Jim Rogers, Chairman, President, and CEO, Duke Energy Corporation, speaks during a display of a light powered by a solar panel as an example
Jim Rogers, Chairman, President, and CEO, Duke Energy Corporation, speaks during a display of a light powered by a solar panel as an example

By Braden Reddall

(Reuters) - Duke Energy Corp's chief executive will step down at the end of 2013 as part of a settlement with North Carolina regulators over the utility's leadership after it took over Progress Energy.

The dispute began when Duke CEO Jim Rogers assumed control of the combined company after the $18 billion purchase closed in July, even though Bill Johnson of Progress had long been slated to take the helm of what became the largest U.S. power utility.

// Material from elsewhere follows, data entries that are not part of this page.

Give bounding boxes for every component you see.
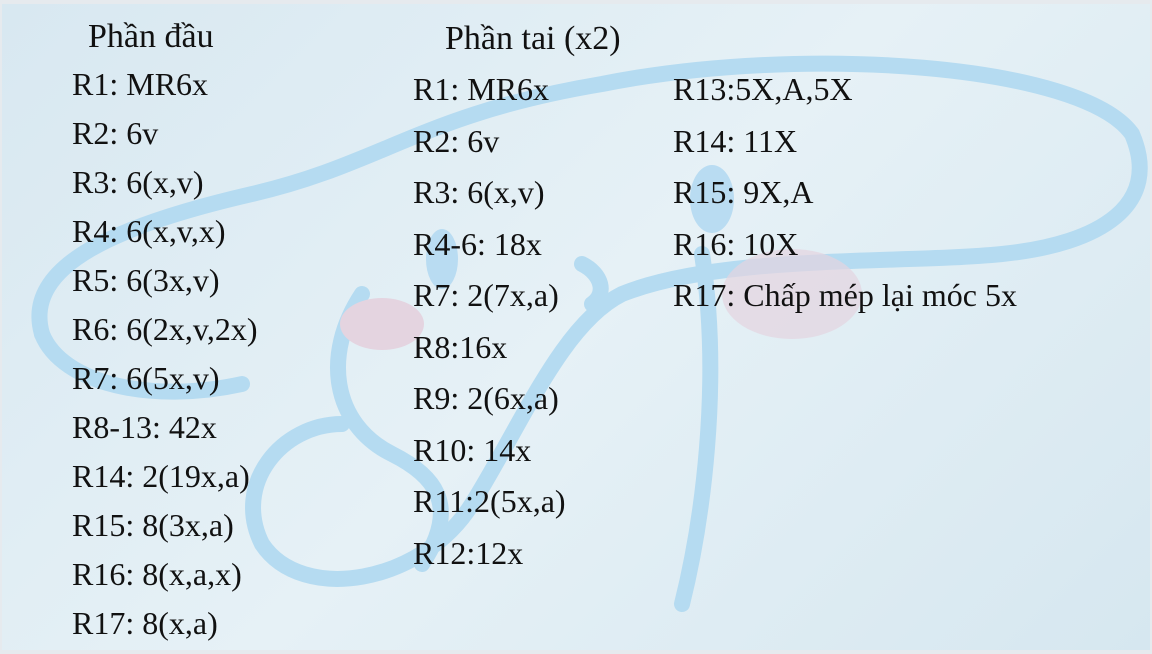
head-row: R2: 6v (72, 115, 159, 151)
head-row: R7: 6(5x,v) (72, 360, 220, 396)
cinnamoroll-outline-illustration (31, 55, 1148, 612)
ear-row: R8:16x (413, 328, 508, 365)
ear-row: R11:2(5x,a) (413, 483, 566, 519)
pattern-card: Phần đầu Phần tai (x2) R1: MR6x R2: 6v R… (2, 4, 1150, 650)
ear-row: R4-6: 18x (413, 225, 542, 262)
head-row: R4: 6(x,v,x) (72, 213, 226, 249)
ear-section-title: Phần tai (x2) (445, 20, 621, 57)
head-row: R6: 6(2x,v,2x) (72, 311, 258, 347)
ear-row: R7: 2(7x,a) (413, 277, 559, 313)
head-row: R17: 8(x,a) (72, 605, 218, 641)
head-rows-list: R1: MR6x R2: 6v R3: 6(x,v) R4: 6(x,v,x) … (72, 60, 257, 648)
head-row: R1: MR6x (72, 66, 209, 102)
ear-rows-right-list: R13:5X,A,5X R14: 11X R15: 9X,A R16: 10X … (673, 64, 1017, 322)
ear-row: R9: 2(6x,a) (413, 380, 559, 416)
ear-row: R14: 11X (673, 122, 798, 159)
ear-row: R2: 6v (413, 122, 500, 159)
head-section-title: Phần đầu (88, 18, 214, 55)
ear-row: R13:5X,A,5X (673, 71, 853, 107)
ear-row: R16: 10X (673, 225, 799, 262)
ear-rows-left-list: R1: MR6x R2: 6v R3: 6(x,v) R4-6: 18x R7:… (413, 64, 566, 579)
head-row: R8-13: 42x (72, 409, 217, 445)
head-row: R14: 2(19x,a) (72, 458, 250, 494)
ear-row: R3: 6(x,v) (413, 174, 545, 210)
head-row: R16: 8(x,a,x) (72, 556, 242, 592)
ear-row: R15: 9X,A (673, 174, 814, 210)
head-row: R5: 6(3x,v) (72, 262, 220, 298)
head-row: R15: 8(3x,a) (72, 507, 234, 543)
ear-row: R17: Chấp mép lại móc 5x (673, 277, 1017, 313)
head-row: R3: 6(x,v) (72, 164, 204, 200)
ear-row: R1: MR6x (413, 71, 550, 107)
ear-row: R10: 14x (413, 431, 532, 468)
ear-row: R12:12x (413, 534, 524, 571)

The CEO decision sparked outrage in North Carolina, the company's biggest market, and the North Carolina Utilities Commission (NCUC) started holding hearings on the change just a week after the deal closed. Rogers then started settlement talks with the regulator in August.

"With his consent and in order to assist with the resolution of these matters, Mr. Rogers has chosen to retire on December 31, 2013, as he originally planned," said the settlement document, posted online by the NCUC on Thursday.

The parties agreed that the settlement did not represent an admission or acknowledgement of illegal or improper acts by the company.

Rogers has been Duke's CEO since 2006, and had been the CEO of Cinergy for 11 years before it became part of Duke. Duke said his retirement would coincide with the expiry of his employment contract.

As part of the settlement, a board committee would be created to oversee selection of a successor to Rogers and help search for two new board members, after a pair resigned in late July in protest against the ousting of Johnson.

The CEO search committee would make its "best efforts" to have a recommendation for a new boss by July 1, 2013, and not later than the end of 2013, said the settlement document.

The settlement must be approved in full by the NCUC, which sets profit margins of power utilities in the state.

Other commitments by Duke include maintaining at least 1,000 employees in Raleigh, North Carolina, for at least five years, as well as guaranteeing certain fuel and fuel-related cost savings for customers in the state.

There are also some executive changes that include moving Lloyd Yates, executive vice president for customer operations, into the position of executive vice president for regulated utilities, and naming a new general counsel by the end of 2012.

Duke will also need to retain the former general counsel of Progress to advise it for two years on regulatory and legislative matters in North Carolina, the company said.